The next morning, he was paralyzed and unable to get off the cot where he slept in his parents’ basement. He yelled, even that exertion giving him agony. His old man came down and lifted him liked a giant baby, cradling his boy as he went upstairs and out to his truck where he managed to sit him upright, mewling, on the passenger seat. He took him to an orthopedist, who eased his son’s pain with a sharp push by the heel of one hand at a spot in the middle of the spine, and a couple of injections that made him feel like he was floating, happy and invulnerable.
Two days later, with some remnants of pain in his back, he was again at work with the cement crew. He needed the job; he needed the money. The asshole foreman gave him no quarter. A specialist member of the crew, an old black man who drank a pint of cheap vodka before starting work at 6 a.m., was always cockeyed when he finished the cement, smoothing the surface with steady hands, never leaving an errant mark. He sat chilling in the shade until it was time for him to do his thing, and watched the kid, grinning.
“You’s a persistent little bastid, ain’t ya?” he said, chuckling.

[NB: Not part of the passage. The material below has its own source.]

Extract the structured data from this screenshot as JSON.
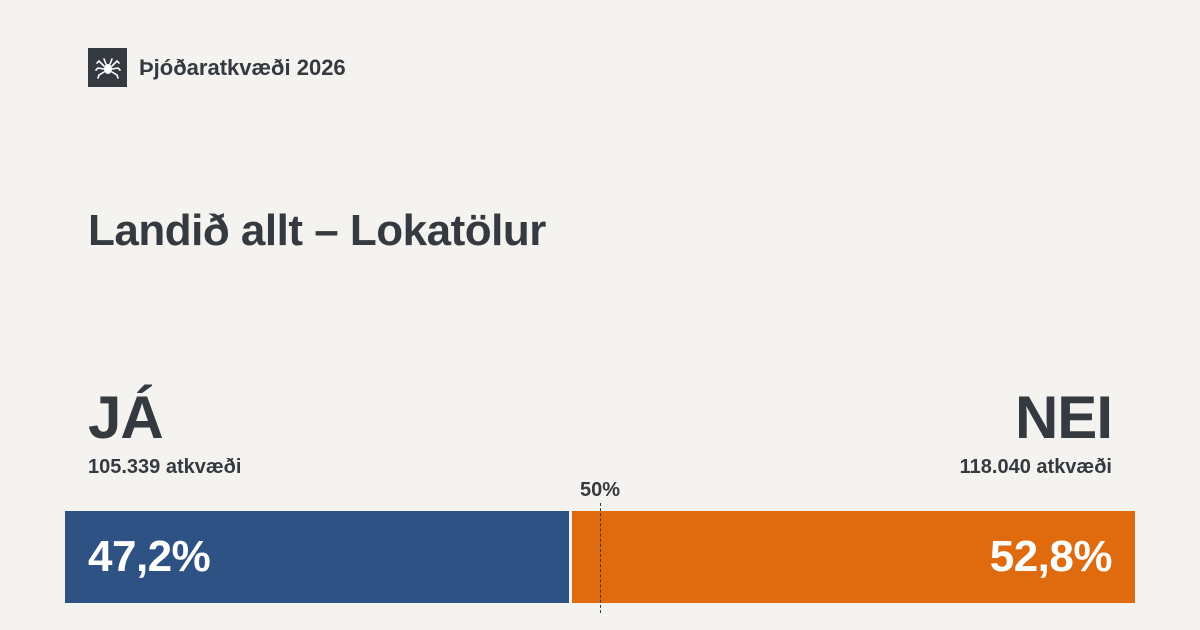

The kid, his hands thickly wrapped in gauze, took up his shovel and began flinging dry sand, a heavy but much easier task. The day was hot and thick, even at starting time, and the concrete would set just fine without a wet bed to rest on. The work hurt his raw hands under the gauze, but he had suffered worse and carried on. Persistent is right. Nobody’s gonna show me up, and that fat prick will never beat me down.
The old man sucked on his cigar and was proud of the kid he once was. He’d withstood the brutal cement work even with cruelly tortured hands. He had once worked a welding job that took him to Beaver Falls, in Pennsylvania. The task was to repair cracks in a black steel catwalk situated between two massive cement kilns. They were
enormous tubes, 12 feet in diameter, lined with firebrick, each with a surface temperature of 500 degrees, rotating on a tilt. He and three others took turns running from an air-conditioned office onto the catwalk and working on the repair until their shoes smoked. He'd mindlessly picked up a wrench with an ungloved hand and smelled a smell almost sickeningly sweet. The burns took days to heal.
His left hand always sharply pained him. It had been crushed in the working end of a faulty conveyor belt on his scut job in an ice cream factory. The right was his dominant hand.
They weren’t always the worn-out old things he now made do with. And the old woman wasn’t always laboring under a dowager’s hump as she contended with the effects of age until death.
When he was a young man and lonely, he tried meeting women at several bars where he hung out. These barflies rarely looked better than what they were, and one – an army sergeant – sat with him and others at a big table and reached over to give his crotch a stinging squeeze. He politely told her he wasn’t interested.